Re: [PATCH bpf v4 2/3] bpf: Add validation for bpf_set_retval argument
From: Xu Kuohai
Date: Thu Jun 04 2026 - 22:52:07 EST
On 6/5/2026 3:19 AM, Yonghong Song wrote:
On 6/4/26 6:04 AM, Xu Kuohai wrote:
From: Xu Kuohai <xukuohai@xxxxxxxxxx>
The bpf_set_retval() helper is used by cgroup BPF programs to set the
return value of the target hook. The argument type for this helper is
ARG_ANYTHING. This allows setting a positive value, which no cgroup
hook expects and can cause issues, such as:
- BPF_LSM_CGROUP: a positive value from bpf_lsm_socket_create bypasses
the err < 0 check in __sock_create(), leaving the socket object
unallocated.

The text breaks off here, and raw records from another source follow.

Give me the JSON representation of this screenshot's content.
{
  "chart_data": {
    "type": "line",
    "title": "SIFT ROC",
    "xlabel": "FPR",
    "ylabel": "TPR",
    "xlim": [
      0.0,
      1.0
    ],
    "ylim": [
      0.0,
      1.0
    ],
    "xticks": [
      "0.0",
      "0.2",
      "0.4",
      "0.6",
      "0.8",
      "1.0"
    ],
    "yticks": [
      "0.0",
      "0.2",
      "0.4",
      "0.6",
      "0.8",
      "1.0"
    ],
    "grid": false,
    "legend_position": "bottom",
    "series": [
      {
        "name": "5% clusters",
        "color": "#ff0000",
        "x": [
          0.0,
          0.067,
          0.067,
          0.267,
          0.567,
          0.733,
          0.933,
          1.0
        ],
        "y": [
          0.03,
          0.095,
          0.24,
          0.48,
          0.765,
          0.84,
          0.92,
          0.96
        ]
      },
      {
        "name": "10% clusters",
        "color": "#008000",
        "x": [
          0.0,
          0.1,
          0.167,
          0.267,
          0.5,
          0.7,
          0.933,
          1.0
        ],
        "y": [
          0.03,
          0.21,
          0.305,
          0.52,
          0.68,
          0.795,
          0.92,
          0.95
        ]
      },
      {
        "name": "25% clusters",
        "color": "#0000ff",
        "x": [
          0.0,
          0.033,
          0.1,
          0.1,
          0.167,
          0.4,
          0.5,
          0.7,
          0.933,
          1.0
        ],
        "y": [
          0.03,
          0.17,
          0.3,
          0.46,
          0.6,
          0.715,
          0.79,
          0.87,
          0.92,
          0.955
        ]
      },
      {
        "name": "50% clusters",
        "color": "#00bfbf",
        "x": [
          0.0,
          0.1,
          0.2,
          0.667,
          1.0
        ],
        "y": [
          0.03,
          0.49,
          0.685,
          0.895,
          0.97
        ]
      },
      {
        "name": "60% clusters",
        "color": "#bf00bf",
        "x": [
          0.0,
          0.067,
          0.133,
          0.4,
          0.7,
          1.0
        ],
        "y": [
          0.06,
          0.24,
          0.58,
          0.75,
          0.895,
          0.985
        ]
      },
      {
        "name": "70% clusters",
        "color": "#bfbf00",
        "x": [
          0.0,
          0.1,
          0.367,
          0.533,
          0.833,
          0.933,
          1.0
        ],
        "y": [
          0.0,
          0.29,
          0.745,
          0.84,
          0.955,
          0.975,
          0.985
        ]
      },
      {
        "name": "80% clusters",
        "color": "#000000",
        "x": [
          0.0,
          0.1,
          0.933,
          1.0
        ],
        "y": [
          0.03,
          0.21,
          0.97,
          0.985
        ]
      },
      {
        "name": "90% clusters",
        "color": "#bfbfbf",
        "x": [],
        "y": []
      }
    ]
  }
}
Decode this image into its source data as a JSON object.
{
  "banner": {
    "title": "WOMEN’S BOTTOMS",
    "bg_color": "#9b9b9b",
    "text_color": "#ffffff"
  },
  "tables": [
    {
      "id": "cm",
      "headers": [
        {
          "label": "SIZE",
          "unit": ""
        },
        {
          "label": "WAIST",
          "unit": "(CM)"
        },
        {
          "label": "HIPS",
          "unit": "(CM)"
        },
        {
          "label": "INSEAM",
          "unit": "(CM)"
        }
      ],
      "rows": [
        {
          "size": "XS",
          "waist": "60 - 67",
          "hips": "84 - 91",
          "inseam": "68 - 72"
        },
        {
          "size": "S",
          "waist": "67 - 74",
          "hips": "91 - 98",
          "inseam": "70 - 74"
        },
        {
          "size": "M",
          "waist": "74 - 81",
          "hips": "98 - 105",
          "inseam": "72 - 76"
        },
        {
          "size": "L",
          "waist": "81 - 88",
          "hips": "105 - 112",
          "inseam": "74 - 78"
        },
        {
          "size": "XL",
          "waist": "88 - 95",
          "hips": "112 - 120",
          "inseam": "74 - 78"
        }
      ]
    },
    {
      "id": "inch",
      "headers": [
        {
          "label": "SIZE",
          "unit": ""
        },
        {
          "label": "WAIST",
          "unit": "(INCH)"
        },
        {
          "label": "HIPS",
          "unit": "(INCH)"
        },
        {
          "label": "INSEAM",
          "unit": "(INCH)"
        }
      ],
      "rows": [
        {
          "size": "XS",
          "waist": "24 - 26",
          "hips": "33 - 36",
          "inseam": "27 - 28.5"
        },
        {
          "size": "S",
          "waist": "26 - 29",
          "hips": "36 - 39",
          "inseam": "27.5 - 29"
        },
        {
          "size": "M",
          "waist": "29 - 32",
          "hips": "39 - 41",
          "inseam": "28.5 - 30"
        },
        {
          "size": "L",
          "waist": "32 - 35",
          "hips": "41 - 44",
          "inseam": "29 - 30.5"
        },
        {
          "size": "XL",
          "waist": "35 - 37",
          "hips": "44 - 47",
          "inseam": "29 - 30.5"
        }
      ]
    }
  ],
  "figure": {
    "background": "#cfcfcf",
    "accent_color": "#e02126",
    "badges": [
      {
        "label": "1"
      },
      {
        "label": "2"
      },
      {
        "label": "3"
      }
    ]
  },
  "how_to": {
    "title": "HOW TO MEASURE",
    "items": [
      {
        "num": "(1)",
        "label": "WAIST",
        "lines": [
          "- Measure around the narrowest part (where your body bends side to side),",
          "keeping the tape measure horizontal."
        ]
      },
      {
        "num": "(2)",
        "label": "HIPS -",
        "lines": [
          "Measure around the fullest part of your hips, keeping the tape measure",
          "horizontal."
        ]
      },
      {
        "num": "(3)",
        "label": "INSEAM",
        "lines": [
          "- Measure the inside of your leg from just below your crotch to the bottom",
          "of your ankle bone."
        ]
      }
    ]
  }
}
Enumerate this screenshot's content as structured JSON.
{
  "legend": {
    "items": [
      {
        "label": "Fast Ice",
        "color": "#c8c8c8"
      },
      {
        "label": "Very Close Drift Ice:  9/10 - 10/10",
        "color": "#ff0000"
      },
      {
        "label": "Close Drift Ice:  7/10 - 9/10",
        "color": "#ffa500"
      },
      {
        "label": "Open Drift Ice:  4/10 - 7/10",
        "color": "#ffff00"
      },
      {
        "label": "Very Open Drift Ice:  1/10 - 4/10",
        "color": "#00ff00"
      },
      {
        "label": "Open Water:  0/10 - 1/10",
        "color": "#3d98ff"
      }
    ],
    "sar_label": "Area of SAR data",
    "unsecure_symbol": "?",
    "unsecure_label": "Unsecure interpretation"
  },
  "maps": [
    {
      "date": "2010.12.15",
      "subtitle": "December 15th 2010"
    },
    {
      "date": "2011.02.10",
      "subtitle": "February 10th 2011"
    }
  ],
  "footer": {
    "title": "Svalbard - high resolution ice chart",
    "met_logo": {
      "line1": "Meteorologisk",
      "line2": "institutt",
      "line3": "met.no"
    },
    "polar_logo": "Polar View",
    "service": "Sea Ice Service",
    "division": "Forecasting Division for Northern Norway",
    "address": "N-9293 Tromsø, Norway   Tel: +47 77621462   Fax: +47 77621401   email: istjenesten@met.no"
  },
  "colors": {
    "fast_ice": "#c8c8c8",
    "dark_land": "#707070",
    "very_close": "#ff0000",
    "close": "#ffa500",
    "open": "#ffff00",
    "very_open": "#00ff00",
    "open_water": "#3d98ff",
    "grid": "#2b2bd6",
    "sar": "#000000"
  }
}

The positive return value is then propagated to the
syscall entry __sys_socket(), which also bypasses the IS_ERR() guard
and ultimately causes a NULL pointer dereference.
- BPF_CGROUP_DEVICE: a positive value can be returned through cgroup
device bpf prog -> devcgroup_check_permission() -> bdev_permission()
-> bdev_file_open_by_dev(), where ERR_PTR(positive) produces a pointer
that IS_ERR() does not catch, leading to a wild pointer dereference.
- BPF_CGROUP_SOCK: a positive value can be returned through cgroup sock
bpf prog -> __cgroup_bpf_run_filter_sk() -> inet_create() ->
__sock_create(), where inet_create() frees the newly allocated sk
via sk_common_release() and sets sock->sk = NULL on the non-zero
return, but __sock_create() only checks err < 0 for cleanup, so a
positive retval bypasses cleanup and returns a socket with NULL sk
to userspace, triggering a NULL pointer dereference on subsequent
socket operations.
- BPF_CGROUP_SYSCTL: a positive value can be returned through the cgroup
bpf prog -> __cgroup_bpf_run_filter_sysctl() -> proc_sys_call_handler(),
where a non-zero return bypasses the normal sysctl proc_handler and is
returned directly to userspace as return value of read() or write()
syscall.
FYI, the following patch:
https://lore.kernel.org/bpf/20260603105317.944304-4-dawei.feng@xxxxxxxxxx/
will change return value for BPF_CGROUP_SYSCTL from 1 to 0.
Hmm, it is a complementary fix. It updates the BPF_CGROUP_SYSCTL to use 0
as the success return value, while my patch restricts the bpf prog to only
return 0 for success or -errno for failure.
[...]